Castle zeigt auf das größte Display. „Sie haben sich sehr gut geschlagen, Mr. Tisdale. Wenn ich mich recht erinnere, hat Forbes Sie auf die Liste der reichsten Männer der Welt gesetzt. Ich stelle mir vor, dass ein Teil dieses Geldes irgendwann für wohltätige Zwecke verwendet wird."

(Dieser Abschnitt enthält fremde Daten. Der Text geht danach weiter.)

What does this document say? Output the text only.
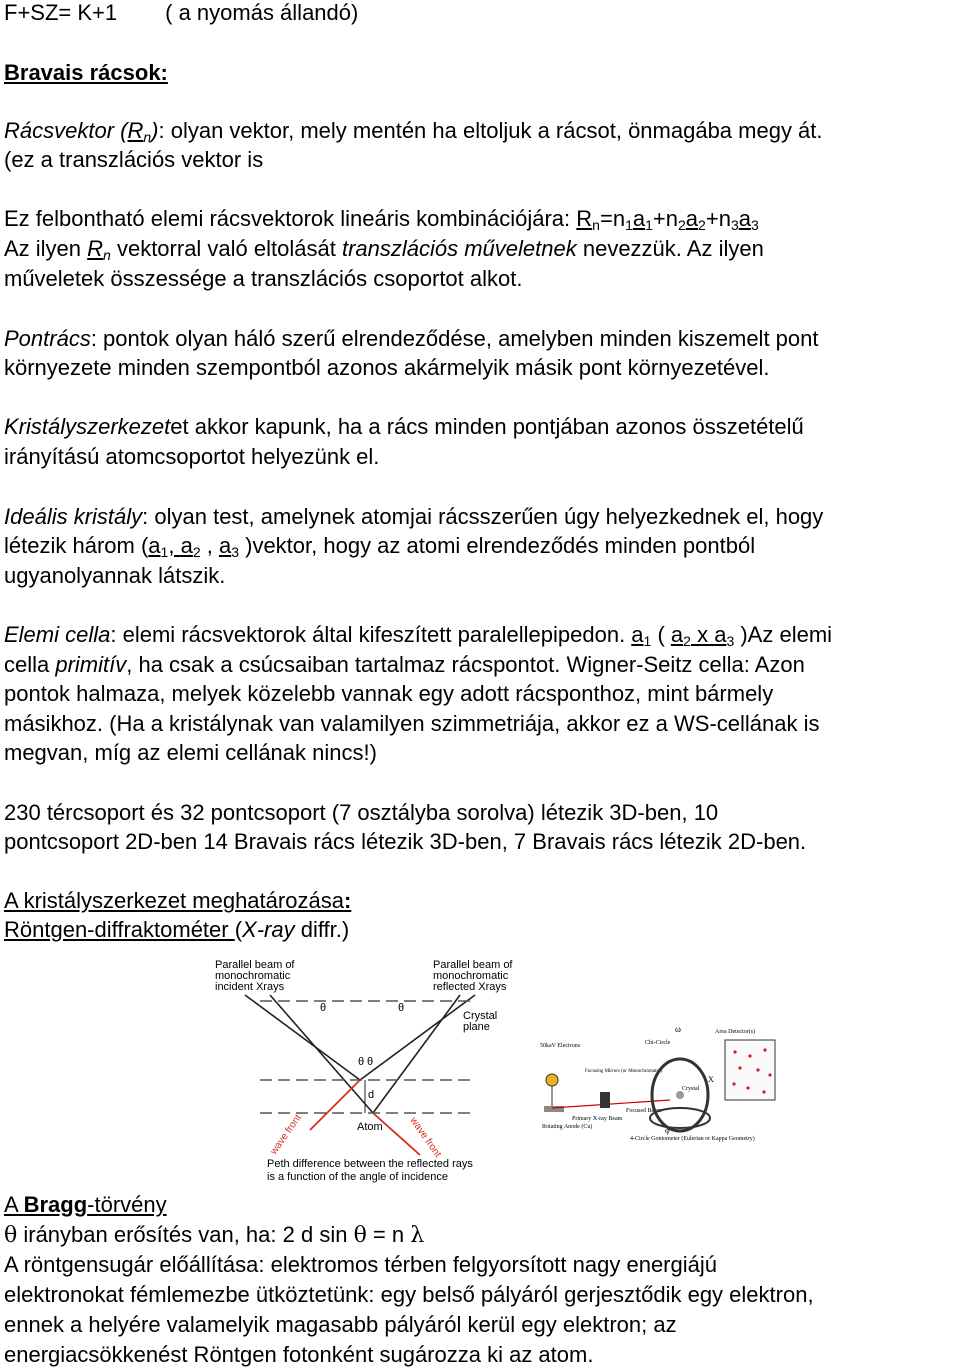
F+SZ= K+1 ( a nyomás állandó)
Bravais rácsok:
Rácsvektor $(R_n)$: olyan vektor, mely mentén ha eltoljuk a rácsot, önmagába megy át.
(ez a transzlációs vektor is
Ez felbontható elemi rácsvektorok lineáris kombinációjára: $R_n=n_1a_1+n_2a_2+n_3a_3$
Az ilyen $R_n$ vektorral való eltolását transzlációs műveletnek nevezzük. Az ilyen
műveletek összessége a transzlációs csoportot alkot.
Pontrács: pontok olyan háló szerű elrendeződése, amelyben minden kiszemelt pont
környezete minden szempontból azonos akármelyik másik pont környezetével.
Kristályszerkezetet akkor kapunk, ha a rács minden pontjában azonos összetételű
irányítású atomcsoportot helyezünk el.
Ideális kristály: olyan test, amelynek atomjai rácsszerűen úgy helyezkednek el, hogy
létezik három ($a_1$, $a_2$ , $a_3$ )vektor, hogy az atomi elrendeződés minden pontból
ugyanolyannak látszik.
Elemi cella: elemi rácsvektorok által kifeszített paralellepipedon. $a_1$ ( $a_2$ x $a_3$ )Az elemi
cella primitív, ha csak a csúcsaiban tartalmaz rácspontot. Wigner-Seitz cella: Azon
pontok halmaza, melyek közelebb vannak egy adott rácsponthoz, mint bármely
másikhoz. (Ha a kristálynak van valamilyen szimmetriája, akkor ez a WS-cellának is
megvan, míg az elemi cellának nincs!)
230 tércsoport és 32 pontcsoport (7 osztályba sorolva) létezik 3D-ben, 10
pontcsoport 2D-ben 14 Bravais rács létezik 3D-ben, 7 Bravais rács létezik 2D-ben.
A kristályszerkezet meghatározása:
Röntgen-diffraktométer (X-ray diffr.)
Parallel beam of
monochromatic
incident Xrays
Parallel beam of
monochromatic
reflected Xrays
θ	θ
θ θ
Crystal
plane
d
Atom
wave front	wave front
Peth difference between the reflected rays
is a function of the angle of incidence
50kaV Electrons
Rotating Anode (Cu)
Focusing Mirrors (or Monochromator)
Primary X-ray Beam
Focused Beam
Crystal
Chi-Circle
ω
X
φ
Area Detector(s)
4-Circle Goniometer (Eulerian or Kappa Geometry)
A Bragg-törvény
θ irányban erősítés van, ha: 2 d sin θ = n λ
A röntgensugár előállítása: elektromos térben felgyorsított nagy energiájú
elektronokat fémlemezbe ütköztetünk: egy belső pályáról gerjesztődik egy elektron,
ennek a helyére valamelyik magasabb pályáról kerül egy elektron; az
energiacsökkenést Röntgen fotonként sugározza ki az atom.
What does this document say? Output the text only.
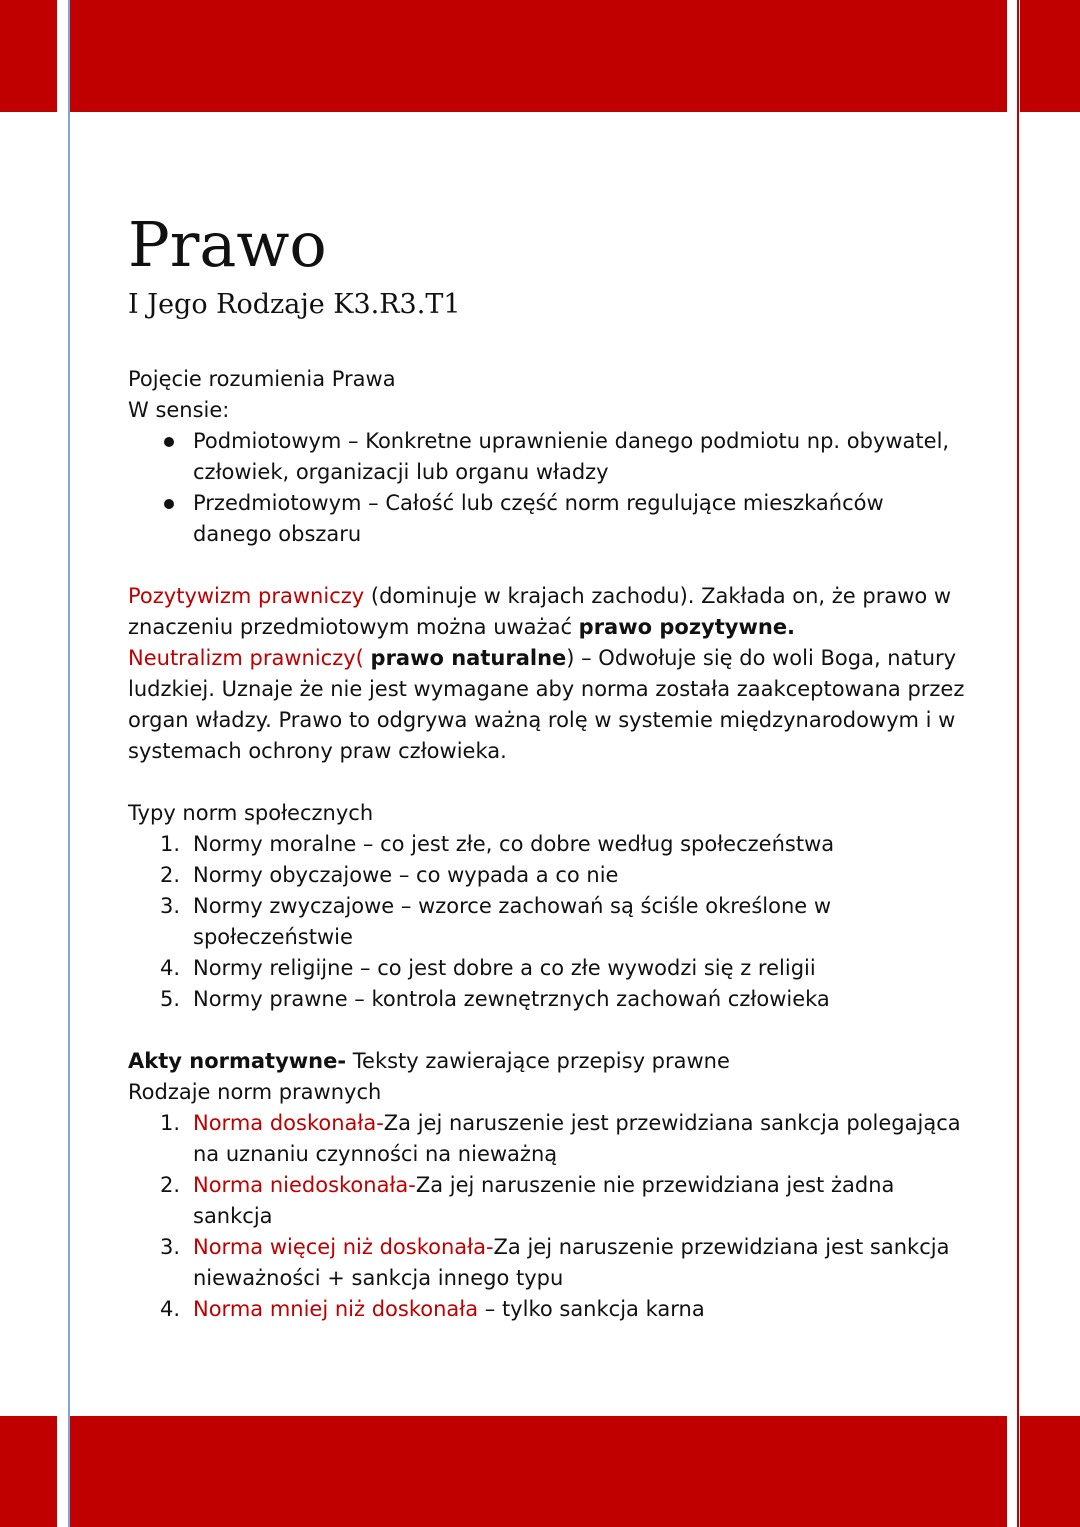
Prawo
I Jego Rodzaje K3.R3.T1

Pojęcie rozumienia Prawa

W sensie:

Podmiotowym – Konkretne uprawnienie danego podmiotu np. obywatel, człowiek, organizacji lub organu władzy
Przedmiotowym – Całość lub część norm regulujące mieszkańców danego obszaru

Pozytywizm prawniczy (dominuje w krajach zachodu). Zakłada on, że prawo w znaczeniu przedmiotowym można uważać prawo pozytywne.

Neutralizm prawniczy( prawo naturalne) – Odwołuje się do woli Boga, natury ludzkiej. Uznaje że nie jest wymagane aby norma została zaakceptowana przez organ władzy. Prawo to odgrywa ważną rolę w systemie międzynarodowym i w systemach ochrony praw człowieka.

Typy norm społecznych

1. Normy moralne – co jest złe, co dobre według społeczeństwa
2. Normy obyczajowe – co wypada a co nie
3. Normy zwyczajowe – wzorce zachowań są ściśle określone w społeczeństwie
4. Normy religijne – co jest dobre a co złe wywodzi się z religii
5. Normy prawne – kontrola zewnętrznych zachowań człowieka

Akty normatywne- Teksty zawierające przepisy prawne

Rodzaje norm prawnych

1. Norma doskonała-Za jej naruszenie jest przewidziana sankcja polegająca na uznaniu czynności na nieważną
2. Norma niedoskonała-Za jej naruszenie nie przewidziana jest żadna sankcja
3. Norma więcej niż doskonała-Za jej naruszenie przewidziana jest sankcja nieważności + sankcja innego typu
4. Norma mniej niż doskonała – tylko sankcja karna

„Das tut es bereits, Mr. Castle. Ich habe eine Stiftung, bei deren Einrichtung Allison mir geholfen hat. Es verteilt Gelder an viele Wohltätigkeitsorganisationen. Nach meinem Tod fallen 90% meines Nachlasses an die Stiftung. Die anderen 10% waren für meine Kinder bestimmt." Tisdale schluckt. „Das ist jetzt nur Harrison."
„Ihr Verlust tut mir leid, Mr. Tisdale," murmelt Kate sanft. „Ich glaube, Mr. Castle und ich haben, was wir brauchen."

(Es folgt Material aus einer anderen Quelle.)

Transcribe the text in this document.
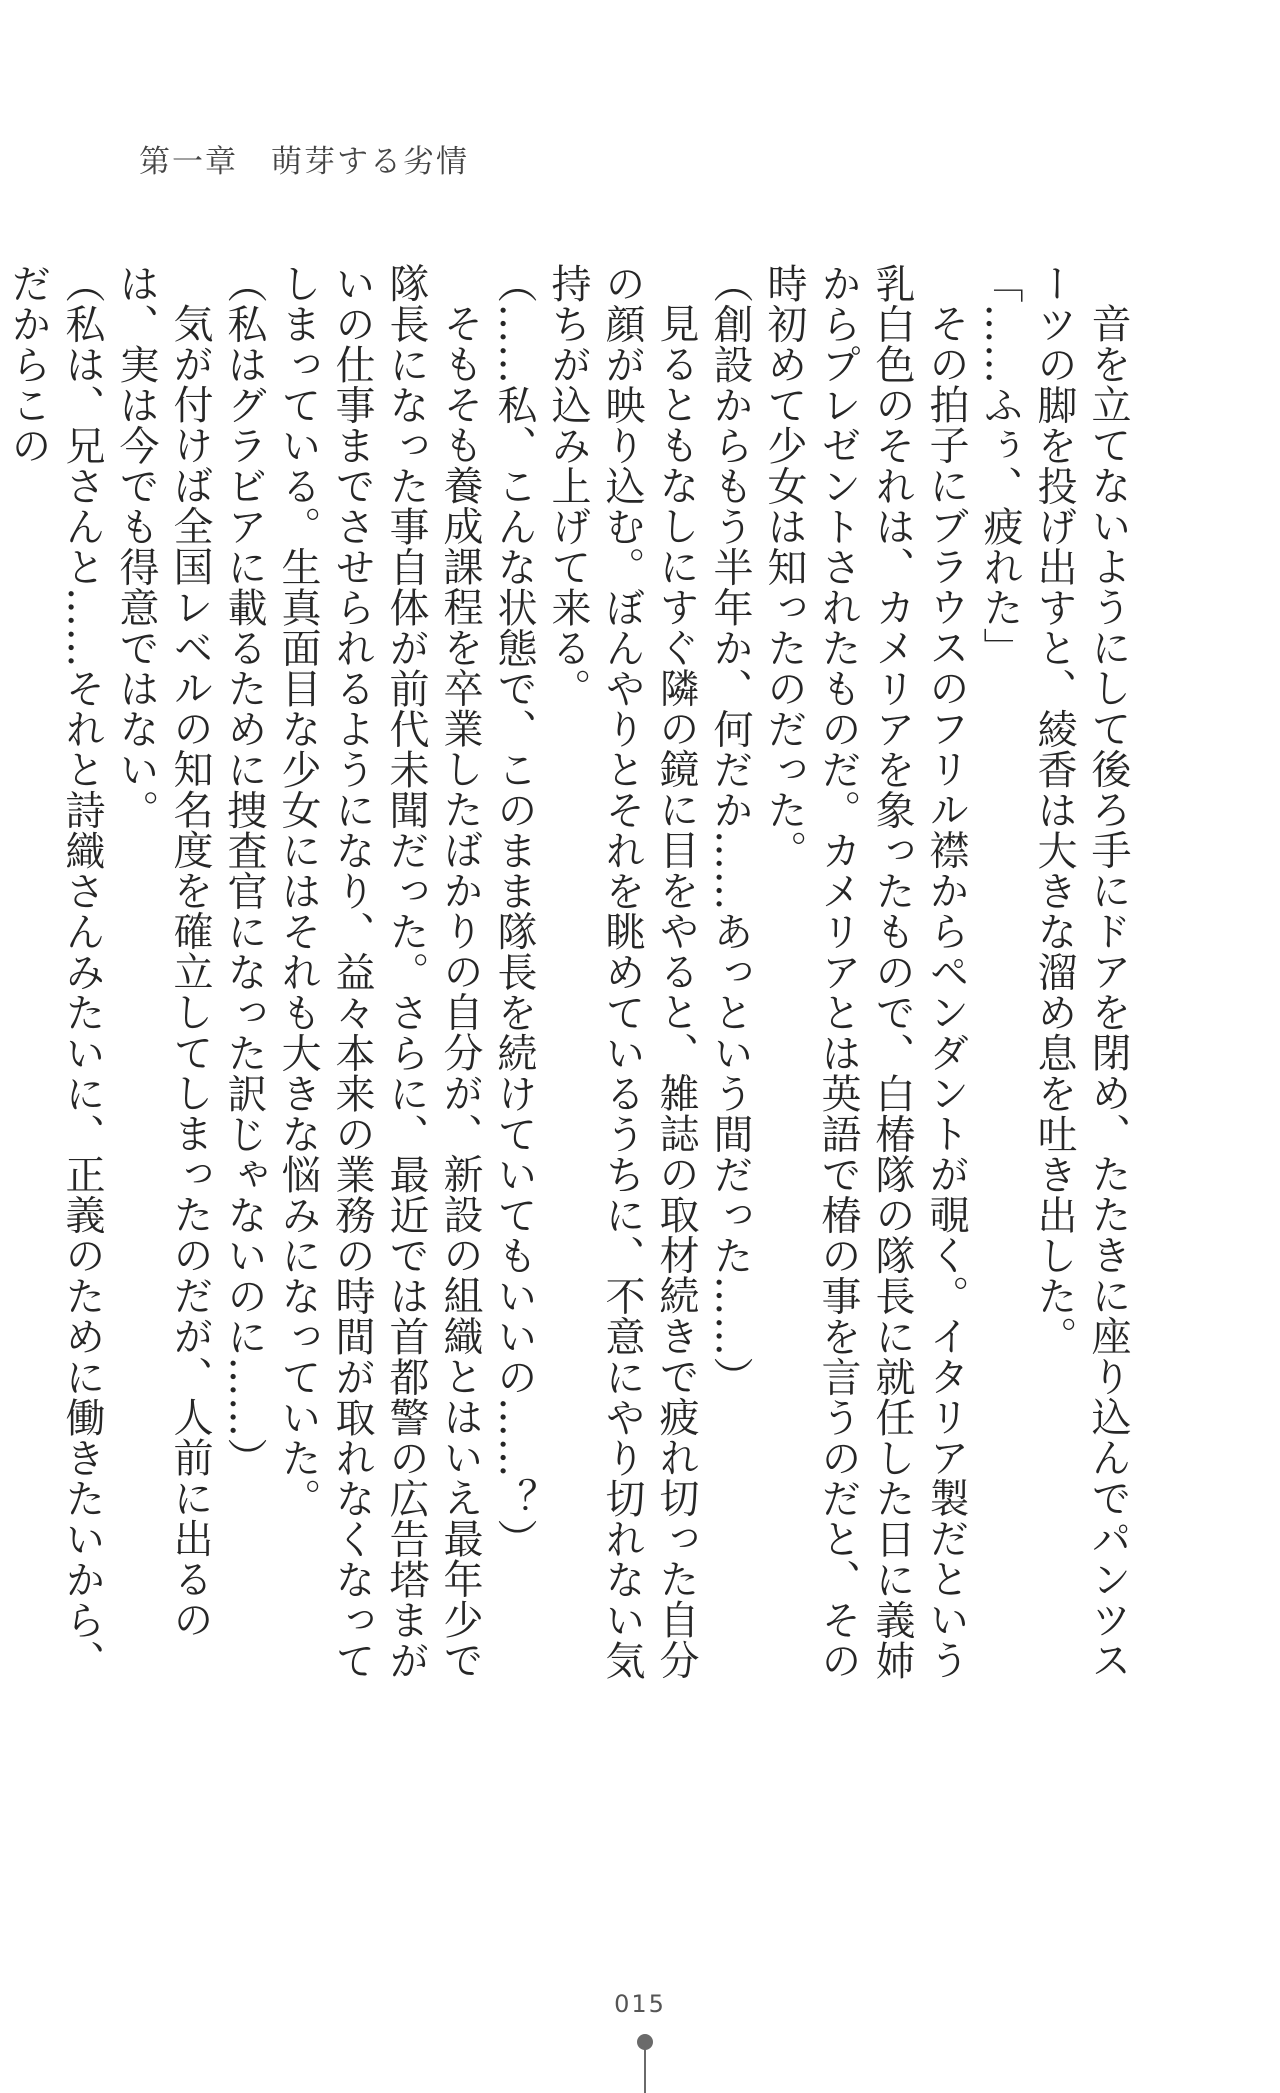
第一章　萌芽する劣情

音を立てないようにして後ろ手にドアを閉め、たたきに座り込んでパンツスーツの脚を投げ出すと、綾香は大きな溜め息を吐き出した。

「……ふぅ、疲れた」

その拍子にブラウスのフリル襟からペンダントが覗く。イタリア製だという乳白色のそれは、カメリアを象ったもので、白椿隊の隊長に就任した日に義姉からプレゼントされたものだ。カメリアとは英語で椿の事を言うのだと、その時初めて少女は知ったのだった。

（創設からもう半年か、何だか……あっという間だった……）

見るともなしにすぐ隣の鏡に目をやると、雑誌の取材続きで疲れ切った自分の顔が映り込む。ぼんやりとそれを眺めているうちに、不意にやり切れない気持ちが込み上げて来る。

（……私、こんな状態で、このまま隊長を続けていてもいいの……？）

そもそも養成課程を卒業したばかりの自分が、新設の組織とはいえ最年少で隊長になった事自体が前代未聞だった。さらに、最近では首都警の広告塔まがいの仕事までさせられるようになり、益々本来の業務の時間が取れなくなってしまっている。生真面目な少女にはそれも大きな悩みになっていた。

（私はグラビアに載るために捜査官になった訳じゃないのに……）

気が付けば全国レベルの知名度を確立してしまったのだが、人前に出るのは、実は今でも得意ではない。

（私は、兄さんと……それと詩織さんみたいに、正義のために働きたいから、だからこの

015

„Kate, hast du das Porträt von Tisdale in der Lobby gesehen?" fragt Rick, sobald er und Kate auf dem Bürgersteig vor dem Tisdale Gebäude sind. „Er muss mindestens 40 Pfund schwerer gewesen sein, als es gemalt wurde."
„Die Leute nehmen ab, Rick. Für viele New Yorker ist der Gang ins Fitnessstudio eine Besessenheit."
„Aber er trug auch Make-up. Es war ein guter Job, aber nach all den Jahren hinter den Kulissen des Theaters mit Mutter weiß ich es, wenn ich es sehe. Und er trug ein Haarteil, wahrscheinlich ein neues. Er konnte nicht aufhören, daran zu fummeln."
„Du denkst also, er hatte Chemo?" fragt Kate.
„Ich glaube, das hat er und er hält es unter Verschluss," erklärt Castle. „Wenn es bekannt würde, könnte das Vertrauen in sein Unternehmen sinken, insbesondere wenn der Markt glaubt, sein Tod stehe unmittelbar bevor. Ich weiß, dass mein Geschäftsführer nichts von Tisdale mit einer zehn Fuß langen Stange anfassen würde, wenn so etwas durchsickern würde."
„Eine Chemotherapie bedeutet nicht, dass Tisdale sterben wird, Castle. Viele Menschen besiegen den Krebs."
„Das tun sie," stimmt Castle zu, „und ich hoffe, er tut es. Er ist ein guter Mann – aber ein unglaublich reicher. Nach dem, was ich gesehen habe, würden selbst 10% seines Vermögens mindestens 100 Millionen Dollar betragen. Es gibt eine Person, die durch Allisons Tod um 50 Millionen Dollar reicher werden könnte – und Zugang zum Schlüssel für das Zimmer im Titan Hotel hatte."
Kate nickt langsam. „Harrison Tisdale."